Hechos de los apóstoles
Los Hechos nos muestran a Pedro el día de Pentecostés, de pie, con los once, pidiendo silencio para hablar a la multitud. Lo fundamental de su enseñanza es su Señor: «Jesús Nazareno, el hombre que Dios acreditó ante vosotros realizando por su medio los milagros y signos y prodigios que conocéis».
A continuación,
habla a la multitud de la muerte y resurrección de Jesucristo:
«Dios, rompiendo
las ataduras de la muerte lo resucitó», según lo dijo
David, «y no me entregarás a la muerte ni dejarás a tu fiel conocer la
corrupción».
Después de exaltar
la imagen de Jesucristo que enseñaba las maravillas de Dios y realizaba muchos
milagros, termina San Pedro diciendo al pueblo:
«Ahora, exaltado por la diestra de Dios, ha recibido del Padre el Espíritu Santo que estaba prometido y lo ha derramado.

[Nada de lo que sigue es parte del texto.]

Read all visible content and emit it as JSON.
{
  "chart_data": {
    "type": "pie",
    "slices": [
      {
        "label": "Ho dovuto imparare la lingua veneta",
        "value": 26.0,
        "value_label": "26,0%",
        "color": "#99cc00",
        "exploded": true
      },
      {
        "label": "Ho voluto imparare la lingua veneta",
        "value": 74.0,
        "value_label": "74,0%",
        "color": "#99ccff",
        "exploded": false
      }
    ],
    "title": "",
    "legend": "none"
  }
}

Esto es lo que estáis viendo y oyendo».
- Salmo 15
El
salmista, profetiza la resurrección del Mesías prometido, y dice así:
«Protégeme Dios mío
que me refugió en ti…
Bendeciré al Señor… Tengo siempre presente al Señor, con Él a mi derecha no vacilaré…Por eso se me alegra el corazón y se gozan mis entrañas y mi carne descansa serena porque no me entregarás a la muerte».
- San Pedro
El apóstol, después
de recordarnos: «Si llamáis Padre al que juzga a cada uno según sus obras,
sin parcialidad, tomad en serio vuestro proceder en esta vida», termina su
exhortación con estas palabras:
«Por Cristo vosotros creéis en Dios, que lo resucitó de entre los muertos y le dio gloria y así habéis puesto en Dios vuestra fe y vuestra esperanza».
- Verso aleluyático
Recoge un
sentimiento del corazón de los discípulos de Emaús, como conclusión de su
diálogo con Dios en Cristo:
«Señor Jesús explícanos las Escrituras, haz que arda nuestro corazón mientras nos hablas».
- Evangelio
La liturgia en este
domingo quiere que volvamos al camino de Emaús y nos presenta a dos de los
discípulos que se vuelven de Jerusalén hablando de los acontecimientos sobre
Jesús. Y como hablan de Dios, sin saberlo ellos, un peregrino más ágil se
acerca a los dos preguntando:
«Qué conversación
es esa que traéis mientras vais de camino?».
Jesús se hace como que
no les entiende y aprovecha para explicarles cómo en Jesucristo se han cumplido
las Escrituras.
Habla de su muerte
y resurrección y Él mismo reprocha a los dos discípulos por no haber creído las
Escrituras e incluso el volverse de Jerusalén como desesperanzados, aunque
incluso han oído hablar de la resurrección de Jesús al tercer día.
Es entonces cuando
el Maestro habla con pasión a los dos discípulos:
«Comenzado por
Moisés y siguiendo por los profetas les explicó lo que se refería a Él en toda
la Escritura».
Llegan a Emaús,
Jesús hace ademán de seguir adelante y los dos coinciden:
«Quédate con
nosotros porque atardece y el día va de caída».
Jesús entró y
puestos a la mesa partió el pan, como era su costumbre cuando lo consagraba, y
al recibir de sus manos el pan consagrado reconocieron a Jesús, pero Él
despareció.
Así es cuando se va
preocupado por Dios y sus cosas, que de una u otra forma nos encontramos con
Él. Por eso, exclamaron los dos peregrinos:
«¿No ardía nuestro
corazón mientras nos hablaba por el camino y nos explicaba las Escrituras?».
Era la certeza del
Resucitado y, aunque ya era tarde, regresaron a Jerusalén donde estaban los
apóstoles y escucharon lo que decían los otros:
«¡Era verdad! ¡Ha
resucitado el Señor y se apareció a Simón!».
Y ellos añadieron
gozosos:
«¡También nosotros
lo hemos visto y lo hemos reconocido al partir el pan!».
Así es, hermanos,
si nos fiamos de Dios, tarde o temprano renacerá la fe y el amor en nuestro
corazón: ¡Y el Resucitado llenará nuestra vida!